GSA Annual Meeting in Indianapolis, Indiana, USA - 2018

Paper No. 40-3
Presentation Time: 9:00 AM-5:30 PM


HUNTLEY, John Warren, Geological Sciences, University of Missouri, 101 Geological Sciences Building, Columbia, MO 65211 and JACOBS, Gabriel, Geological Sciences, University of Missouri, Office 101 Geological Sciences, Columbia, MO 65211

Parasitism interactions in the fossil record remain sparsely sampled, due in large part to poor preservation potential of most parasitic taxa, but can be studied from malformations and bioerosional traces left on mineralized hosts such as bivalves.
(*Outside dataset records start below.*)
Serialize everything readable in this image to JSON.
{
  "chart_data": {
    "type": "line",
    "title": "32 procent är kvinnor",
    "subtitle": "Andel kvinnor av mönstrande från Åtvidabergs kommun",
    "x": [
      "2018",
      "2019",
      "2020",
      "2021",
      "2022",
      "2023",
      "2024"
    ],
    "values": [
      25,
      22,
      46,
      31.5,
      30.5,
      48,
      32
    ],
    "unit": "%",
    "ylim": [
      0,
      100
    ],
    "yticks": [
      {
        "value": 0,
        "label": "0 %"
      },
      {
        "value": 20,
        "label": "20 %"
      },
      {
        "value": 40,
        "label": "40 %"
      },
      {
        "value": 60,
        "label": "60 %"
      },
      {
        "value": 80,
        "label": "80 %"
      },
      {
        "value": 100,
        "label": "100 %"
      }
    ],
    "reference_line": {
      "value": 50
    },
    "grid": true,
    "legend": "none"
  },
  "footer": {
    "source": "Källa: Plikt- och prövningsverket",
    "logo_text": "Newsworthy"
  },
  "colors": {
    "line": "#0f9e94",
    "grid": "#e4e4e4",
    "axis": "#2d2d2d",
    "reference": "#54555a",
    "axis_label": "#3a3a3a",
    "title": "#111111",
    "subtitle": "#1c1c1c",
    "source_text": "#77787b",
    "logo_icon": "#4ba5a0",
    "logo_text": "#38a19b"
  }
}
Increased parasitism pressure in coastal and nearshore settings corresponding to sea level rise, as previous studies have suggested, have implications for ecological impacts of ongoing eustatic sea level rise as the result of warming. Ecological responses to past episodes of sea level change can be inferred from the fossil record, but time-averaging of beds tends to obscure short-term trends in parasitism pressure. However, temporally brief deposits can mitigate this problem, enabling assessment of parasitism with relatively high resolution and allowing testing of the hypothesized link between sea level rise and increased prevalence of trematode parasitism in bivalves. Such temporally restricted beds are known from sites in Puget Sound, where latest Pleistocene glaciomarine drift deposits from brief periods of high sea level are bounded by terrestrial sediments.
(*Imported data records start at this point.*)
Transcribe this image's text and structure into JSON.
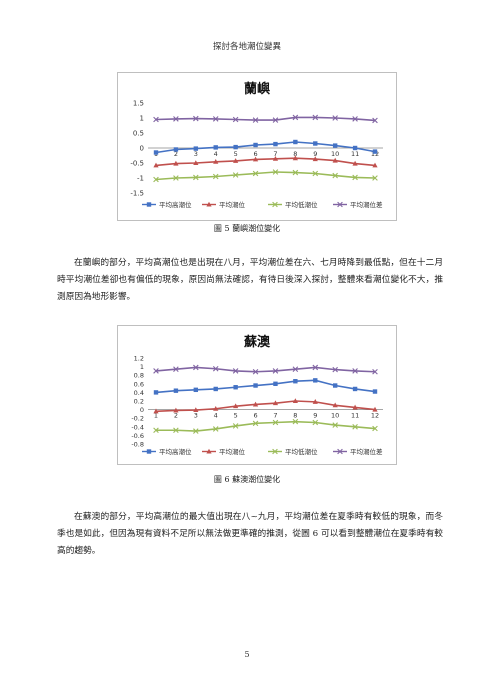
{
  "header": {
    "title": "探討各地潮位變異"
  },
  "figures": [
    {
      "caption": "圖 5  蘭嶼潮位變化",
      "chart_data": {
        "type": "line",
        "title": "蘭嶼",
        "categories": [
          "1",
          "2",
          "3",
          "4",
          "5",
          "6",
          "7",
          "8",
          "9",
          "10",
          "11",
          "12"
        ],
        "yticks": [
          "1.5",
          "1",
          "0.5",
          "0",
          "-0.5",
          "-1",
          "-1.5"
        ],
        "ylim": [
          -1.5,
          1.5
        ],
        "legend_position": "bottom",
        "series": [
          {
            "name": "平均高潮位",
            "color": "#4472c4",
            "marker": "square",
            "values": [
              -0.15,
              -0.05,
              -0.02,
              0.02,
              0.03,
              0.1,
              0.13,
              0.2,
              0.15,
              0.08,
              0.0,
              -0.12
            ]
          },
          {
            "name": "平均潮位",
            "color": "#c0504d",
            "marker": "triangle",
            "values": [
              -0.58,
              -0.52,
              -0.5,
              -0.46,
              -0.43,
              -0.38,
              -0.36,
              -0.34,
              -0.37,
              -0.42,
              -0.52,
              -0.58
            ]
          },
          {
            "name": "平均低潮位",
            "color": "#9bbb59",
            "marker": "x",
            "values": [
              -1.05,
              -1.0,
              -0.98,
              -0.95,
              -0.9,
              -0.85,
              -0.8,
              -0.82,
              -0.85,
              -0.92,
              -0.98,
              -1.0
            ]
          },
          {
            "name": "平均潮位差",
            "color": "#8064a2",
            "marker": "x",
            "values": [
              0.95,
              0.97,
              0.98,
              0.97,
              0.95,
              0.93,
              0.93,
              1.02,
              1.02,
              1.0,
              0.97,
              0.92
            ]
          }
        ]
      }
    },
    {
      "caption": "圖 6  蘇澳潮位變化",
      "chart_data": {
        "type": "line",
        "title": "蘇澳",
        "categories": [
          "1",
          "2",
          "3",
          "4",
          "5",
          "6",
          "7",
          "8",
          "9",
          "10",
          "11",
          "12"
        ],
        "yticks": [
          "1.2",
          "1",
          "0.8",
          "0.6",
          "0.4",
          "0.2",
          "0",
          "-0.2",
          "-0.4",
          "-0.6",
          "-0.8"
        ],
        "ylim": [
          -0.8,
          1.2
        ],
        "legend_position": "bottom",
        "series": [
          {
            "name": "平均高潮位",
            "color": "#4472c4",
            "marker": "square",
            "values": [
              0.4,
              0.44,
              0.46,
              0.48,
              0.52,
              0.56,
              0.6,
              0.66,
              0.68,
              0.56,
              0.48,
              0.42
            ]
          },
          {
            "name": "平均潮位",
            "color": "#c0504d",
            "marker": "triangle",
            "values": [
              -0.04,
              -0.02,
              -0.01,
              0.02,
              0.08,
              0.12,
              0.15,
              0.2,
              0.18,
              0.1,
              0.05,
              0.0
            ]
          },
          {
            "name": "平均低潮位",
            "color": "#9bbb59",
            "marker": "x",
            "values": [
              -0.48,
              -0.48,
              -0.5,
              -0.45,
              -0.38,
              -0.32,
              -0.3,
              -0.28,
              -0.3,
              -0.36,
              -0.4,
              -0.44
            ]
          },
          {
            "name": "平均潮位差",
            "color": "#8064a2",
            "marker": "x",
            "values": [
              0.9,
              0.94,
              0.98,
              0.95,
              0.9,
              0.88,
              0.9,
              0.94,
              0.98,
              0.93,
              0.9,
              0.88
            ]
          }
        ]
      }
    }
  ],
  "paragraphs": [
    "在蘭嶼的部分，平均高潮位也是出現在八月，平均潮位差在六、七月時降到最低點，但在十二月時平均潮位差卻也有偏低的現象，原因尚無法確認，有待日後深入探討，整體來看潮位變化不大，推測原因為地形影響。",
    "在蘇澳的部分，平均高潮位的最大值出現在八~九月，平均潮位差在夏季時有較低的現象，而冬季也是如此，但因為現有資料不足所以無法做更準確的推測，從圖 6 可以看到整體潮位在夏季時有較高的趨勢。"
  ],
  "page_number": "5"
}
Bulk samples were taken from shell beds at two sites on Whidbey Island, Washington: Ebey’s Landing and Monroe’s Landing. Death assemblages were also sampled at the latter and at an additional nearby site, Double Bluff Beach. Six genera of bivalves were recovered from shell beds and death assemblages: Tresus (Mactridae), Saxidomus (Veneridae), Leukoma (Veneridae), Mytilus (Mytilidae), Clinocardium (Cardiidae), and Ostrea (Ostreidae). An additional two introduced genera were recovered only from death assemblages: Ruditapes (Veneridae) and Nuttalia (Psammobiidae). Totals of unique individuals were scored for each genus, providing a snapshot of community structure, and shells were inspected for pitting and blistering indicative of digenean trematode infestation.
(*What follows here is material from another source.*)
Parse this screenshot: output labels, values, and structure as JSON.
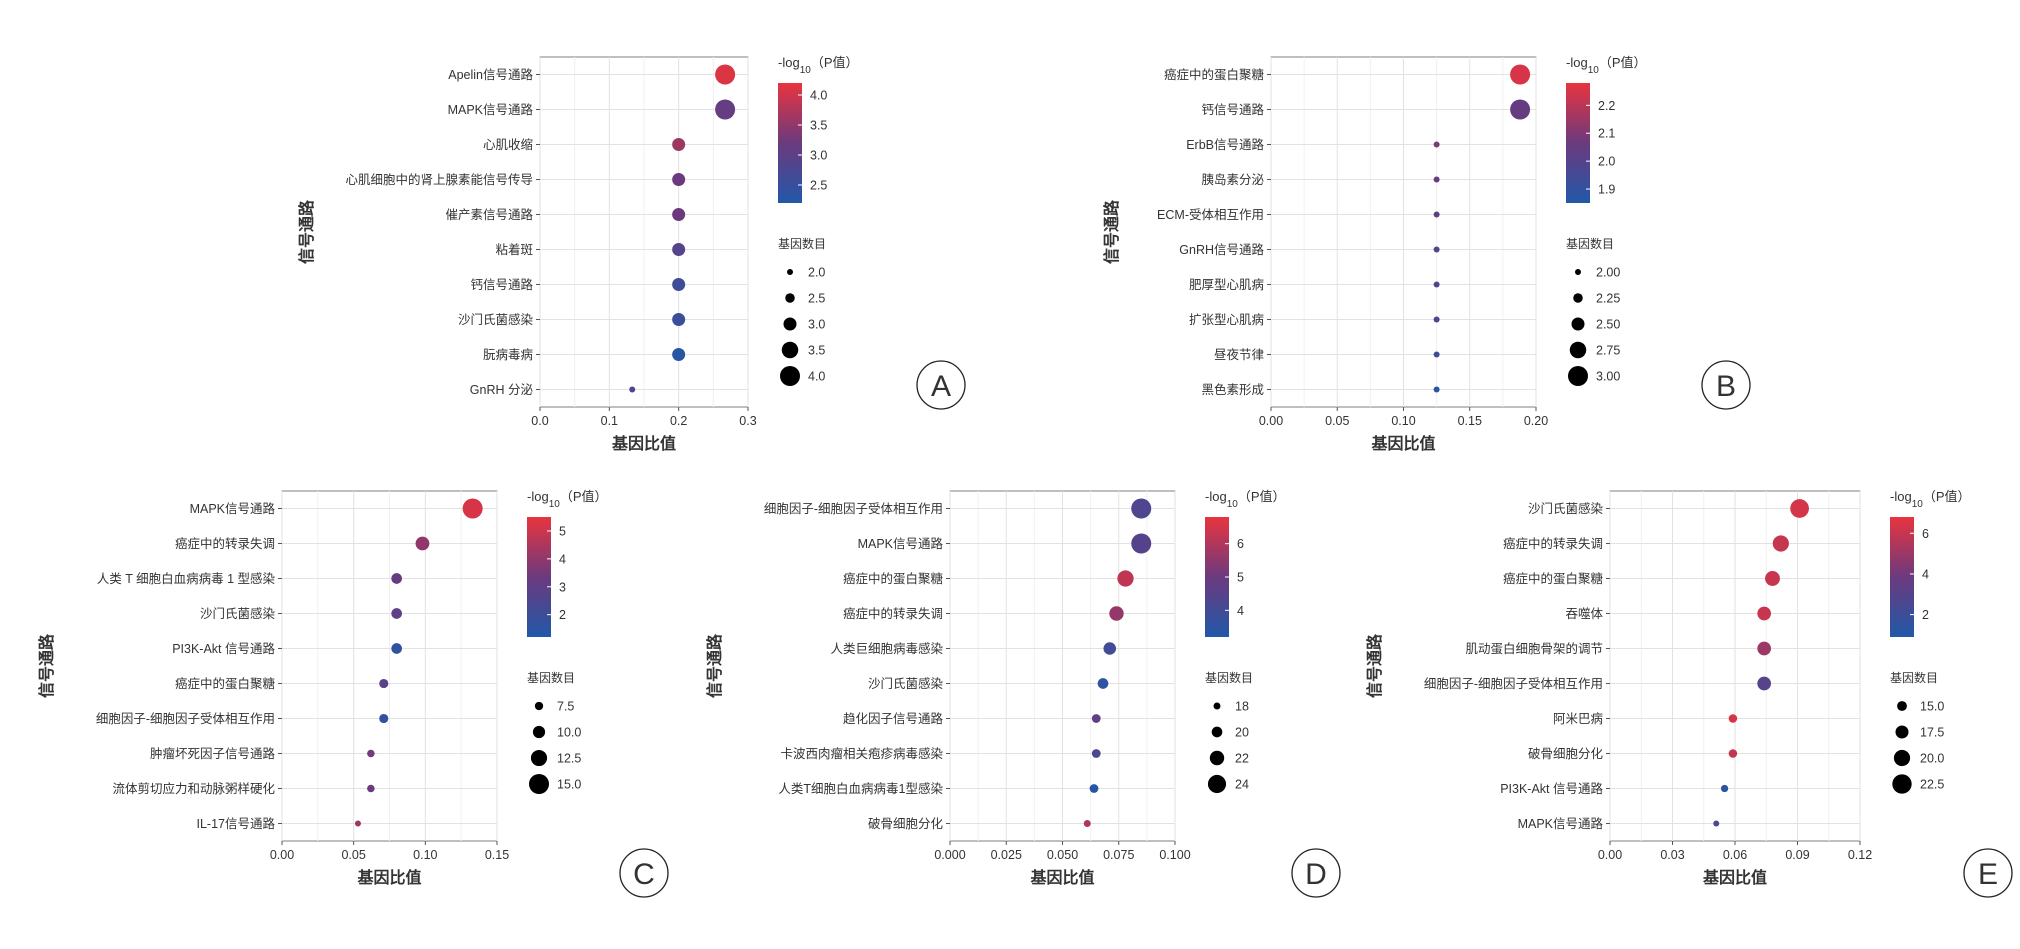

Paleoecology of the sampled beds is inferred from relative abundances of different taxa in the shell beds, taking into account infaunal, unattached, and cementing life habits as indicators of depositional environment. Trematode prevalence in modern death assemblages and in beds during episodes of sea level rise (including published data) are compared to test the apparent link between rising seas and increased parasitism.